Колин, следуя примеру женщины, не сделал ни одного движения, не произнес ни одной жалобы и скоро был зарыт по плечи. Товарищи его были поражены.
Затем шейх объявил, что он готов к отъезду. Он приказал одному из невольников сесть на верблюда, на котором ездила зарытая женщина, и трое детей несчастной были помещены вместе с ним.
Голаху оставалось только отдать еще приказание, вполне достойное той, которая его ему внушила, а именно Фатимы.
Наполнив сосуд водой, он поставил его между двумя ямами, но на таком расстоянии, что ни той ни другой жертве невозможно было до него дотянуться. Возле сосуда он положил также несколько фиников. Эта сатанинская мысль имела целью возбуждать их страдания видом того, что могло бы их облегчить. Затем он приказал трогаться в путь.
— Не трогайтесь с места! — сказал Теренс. — Мы еще дадим ему работу.

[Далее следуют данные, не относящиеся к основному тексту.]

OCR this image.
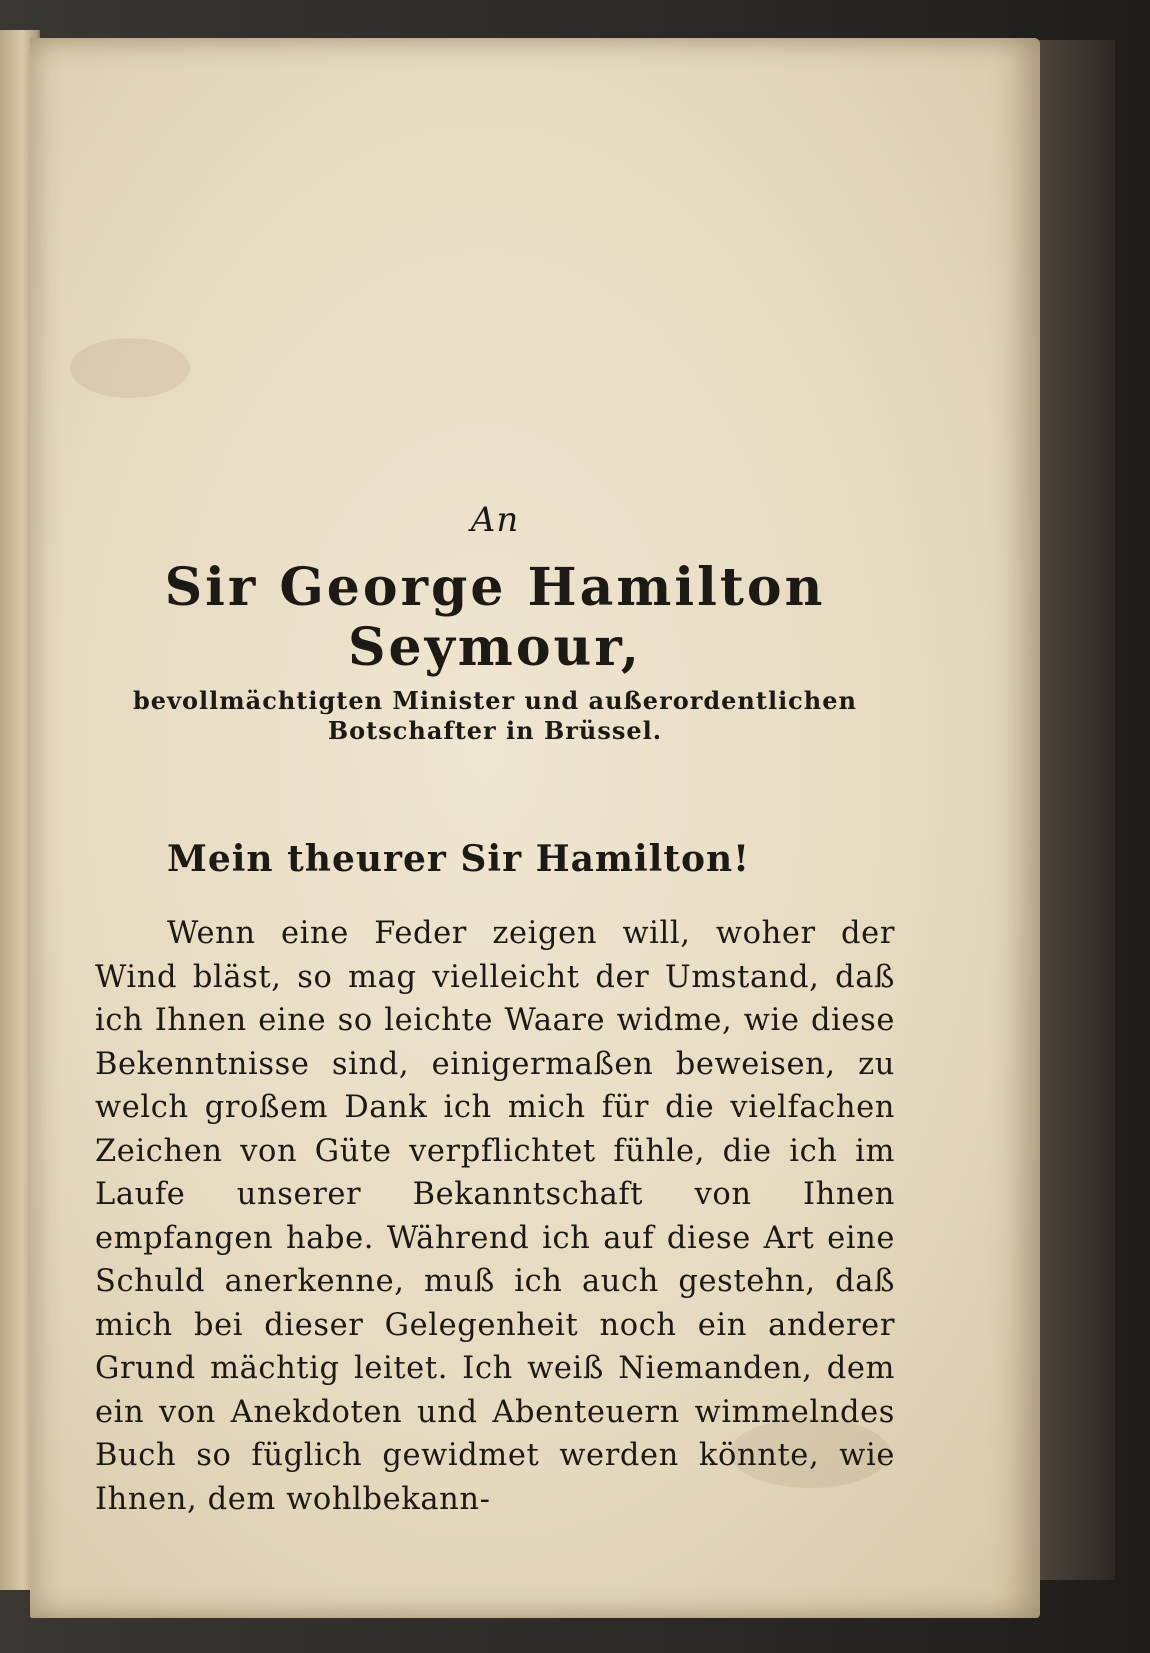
An

Sir George Hamilton Seymour,

bevollmächtigten Minister und außerordentlichen Botschafter in Brüssel.

Mein theurer Sir Hamilton!

Wenn eine Feder zeigen will, woher der Wind bläst, so mag vielleicht der Umstand, daß ich Ihnen eine so leichte Waare widme, wie diese Bekenntnisse sind, einigermaßen beweisen, zu welch großem Dank ich mich für die vielfachen Zeichen von Güte verpflichtet fühle, die ich im Laufe unserer Bekanntschaft von Ihnen empfangen habe. Während ich auf diese Art eine Schuld anerkenne, muß ich auch gestehn, daß mich bei dieser Gelegenheit noch ein anderer Grund mächtig leitet. Ich weiß Niemanden, dem ein von Anekdoten und Abenteuern wimmelndes Buch so füglich gewidmet werden könnte, wie Ihnen, dem wohlbekann-
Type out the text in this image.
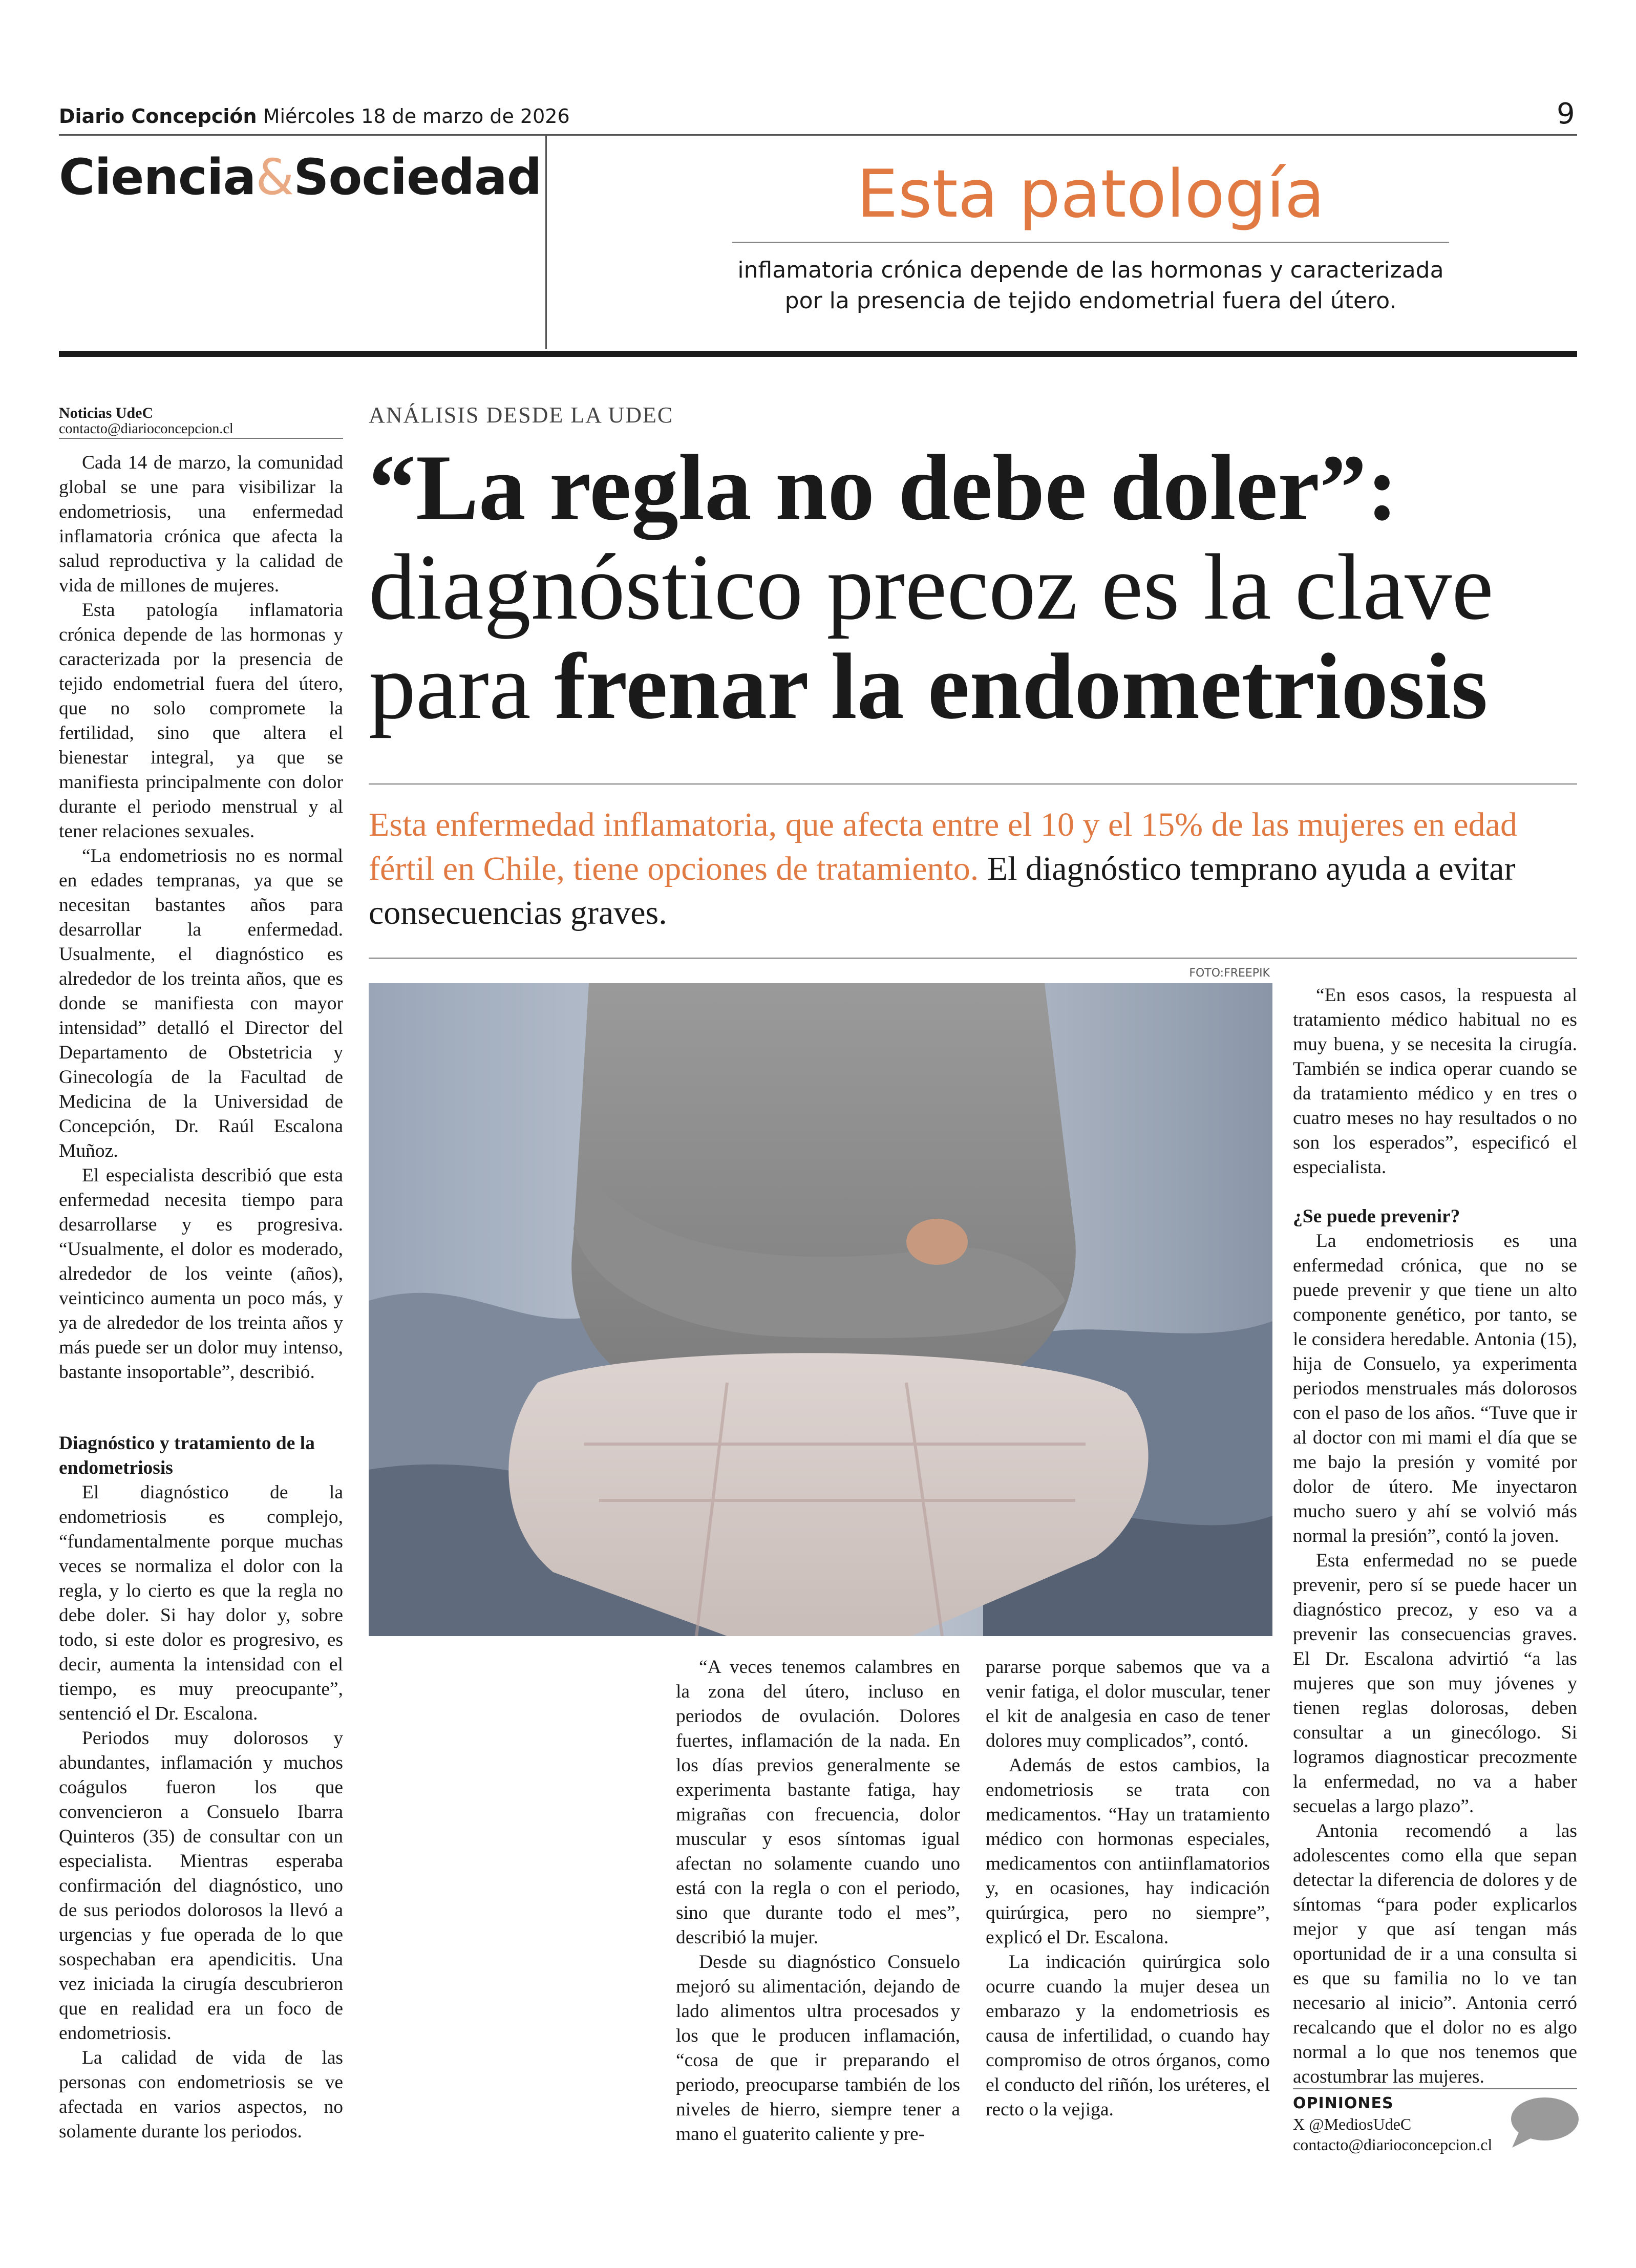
Diario Concepción Miércoles 18 de marzo de 2026	9
Ciencia&Sociedad	Esta patología
inflamatoria crónica depende de las hormonas y caracterizada por la presencia de tejido endometrial fuera del útero.
Noticias UdeC
contacto@diarioconcepcion.cl
ANÁLISIS DESDE LA UDEC
“La regla no debe doler”:
diagnóstico precoz es la clave
para frenar la endometriosis
Esta enfermedad inflamatoria, que afecta entre el 10 y el 15% de las mujeres en edad fértil en Chile, tiene opciones de tratamiento. El diagnóstico temprano ayuda a evitar consecuencias graves.
FOTO:FREEPIK

Cada 14 de marzo, la comunidad global se une para visibilizar la endometriosis, una enfermedad inflamatoria crónica que afecta la salud reproductiva y la calidad de vida de millones de mujeres.

Esta patología inflamatoria crónica depende de las hormonas y caracterizada por la presencia de tejido endometrial fuera del útero, que no solo compromete la fertilidad, sino que altera el bienestar integral, ya que se manifiesta principalmente con dolor durante el periodo menstrual y al tener relaciones sexuales.

“La endometriosis no es normal en edades tempranas, ya que se necesitan bastantes años para desarrollar la enfermedad. Usualmente, el diagnóstico es alrededor de los treinta años, que es donde se manifiesta con mayor intensidad” detalló el Director del Departamento de Obstetricia y Ginecología de la Facultad de Medicina de la Universidad de Concepción, Dr. Raúl Escalona Muñoz.

El especialista describió que esta enfermedad necesita tiempo para desarrollarse y es progresiva. “Usualmente, el dolor es moderado, alrededor de los veinte (años), veinticinco aumenta un poco más, y ya de alrededor de los treinta años y más puede ser un dolor muy intenso, bastante insoportable”, describió.

Diagnóstico y tratamiento de la endometriosis

El diagnóstico de la endometriosis es complejo, “fundamentalmente porque muchas veces se normaliza el dolor con la regla, y lo cierto es que la regla no debe doler. Si hay dolor y, sobre todo, si este dolor es progresivo, es decir, aumenta la intensidad con el tiempo, es muy preocupante”, sentenció el Dr. Escalona.

Periodos muy dolorosos y abundantes, inflamación y muchos coágulos fueron los que convencieron a Consuelo Ibarra Quinteros (35) de consultar con un especialista. Mientras esperaba confirmación del diagnóstico, uno de sus periodos dolorosos la llevó a urgencias y fue operada de lo que sospechaban era apendicitis. Una vez iniciada la cirugía descubrieron que en realidad era un foco de endometriosis.

La calidad de vida de las personas con endometriosis se ve afectada en varios aspectos, no solamente durante los periodos.

“A veces tenemos calambres en la zona del útero, incluso en periodos de ovulación. Dolores fuertes, inflamación de la nada. En los días previos generalmente se experimenta bastante fatiga, hay migrañas con frecuencia, dolor muscular y esos síntomas igual afectan no solamente cuando uno está con la regla o con el periodo, sino que durante todo el mes”, describió la mujer.

Desde su diagnóstico Consuelo mejoró su alimentación, dejando de lado alimentos ultra procesados y los que le producen inflamación, “cosa de que ir preparando el periodo, preocuparse también de los niveles de hierro, siempre tener a mano el guaterito caliente y pre-

pararse porque sabemos que va a venir fatiga, el dolor muscular, tener el kit de analgesia en caso de tener dolores muy complicados”, contó.

Además de estos cambios, la endometriosis se trata con medicamentos. “Hay un tratamiento médico con hormonas especiales, medicamentos con antiinflamatorios y, en ocasiones, hay indicación quirúrgica, pero no siempre”, explicó el Dr. Escalona.

La indicación quirúrgica solo ocurre cuando la mujer desea un embarazo y la endometriosis es causa de infertilidad, o cuando hay compromiso de otros órganos, como el conducto del riñón, los uréteres, el recto o la vejiga.

“En esos casos, la respuesta al tratamiento médico habitual no es muy buena, y se necesita la cirugía. También se indica operar cuando se da tratamiento médico y en tres o cuatro meses no hay resultados o no son los esperados”, especificó el especialista.

¿Se puede prevenir?

La endometriosis es una enfermedad crónica, que no se puede prevenir y que tiene un alto componente genético, por tanto, se le considera heredable. Antonia (15), hija de Consuelo, ya experimenta periodos menstruales más dolorosos con el paso de los años. “Tuve que ir al doctor con mi mami el día que se me bajo la presión y vomité por dolor de útero. Me inyectaron mucho suero y ahí se volvió más normal la presión”, contó la joven.

Esta enfermedad no se puede prevenir, pero sí se puede hacer un diagnóstico precoz, y eso va a prevenir las consecuencias graves. El Dr. Escalona advirtió “a las mujeres que son muy jóvenes y tienen reglas dolorosas, deben consultar a un ginecólogo. Si logramos diagnosticar precozmente la enfermedad, no va a haber secuelas a largo plazo”.

Antonia recomendó a las adolescentes como ella que sepan detectar la diferencia de dolores y de síntomas “para poder explicarlos mejor y que así tengan más oportunidad de ir a una consulta si es que su familia no lo ve tan necesario al inicio”. Antonia cerró recalcando que el dolor no es algo normal a lo que nos tenemos que acostumbrar las mujeres.

OPINIONES
X @MediosUdeC
contacto@diarioconcepcion.cl
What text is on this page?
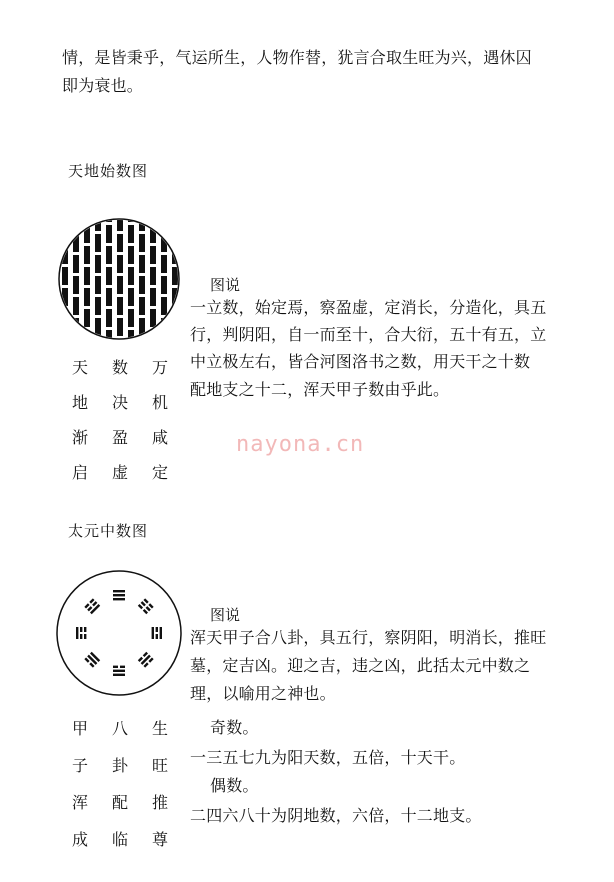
情，是皆秉乎，气运所生，人物作替，犹言合取生旺为兴，遇休囚
即为衰也。
天地始数图
图说
一立数，始定焉，察盈虚，定消长，分造化，具五
行，判阴阳，自一而至十，合大衍，五十有五，立
中立极左右，皆合河图洛书之数，用天干之十数
配地支之十二，浑天甲子数由乎此。
天	数	万
地	决	机
渐	盈	咸
启	虚	定
nayona.cn
太元中数图
图说
浑天甲子合八卦，具五行，察阴阳，明消长，推旺
墓，定吉凶。迎之吉，违之凶，此括太元中数之
理，以喻用之神也。
甲	八	生
子	卦	旺
浑	配	推
成	临	尊
奇数。
一三五七九为阳天数，五倍，十天干。
偶数。
二四六八十为阴地数，六倍，十二地支。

Голах взобрался на своего верблюда и стал во главе каравана, когда невольники пришли известить его, что белые пленники отказываются идти.
Шейх вернулся назад в страшном бешенстве. Он стал действовать прикладом и, кинувшись на Теренса, который был к нему ближе всех, начал бить его изо всей силы.
— Встаньте! Повинуйтесь! — кричал Колин. — Ради Бога, уходите и оставьте меня! Вы ничего не можете сделать, чтобы меня спасти!
Ни просьбы Колина, ни удары Голаха не могли заставить мичманов покинуть своего товарища.
Затем шейх кинулся на Билла и Гарри, схватил их обоих и бросил возле Теренса. Соединив их всех троих таким образом, он послал за верблюдом. Приказ был немедленно исполнен. Шейх взял в руку уздечку.
— Нечего делать, нам придется идти, — сказал Билл. — Он опять начинает ту же игру, которая удалась ему со мной недавно. Я не дам ему повода вторично беспокоиться.
Пока Голах привязывал веревку к рукам Гарри, пронзительный голос Фатимы привлек его внимание. Обе женщины, правившие верблюдами, навьюченными добычей с корабля, отошли вперед почти на двести ярдов от того места, где находился хозяин, и теперь были окружены, равно как и черные невольники, кучкой людей, сидевших на верблюдах и на лошадях.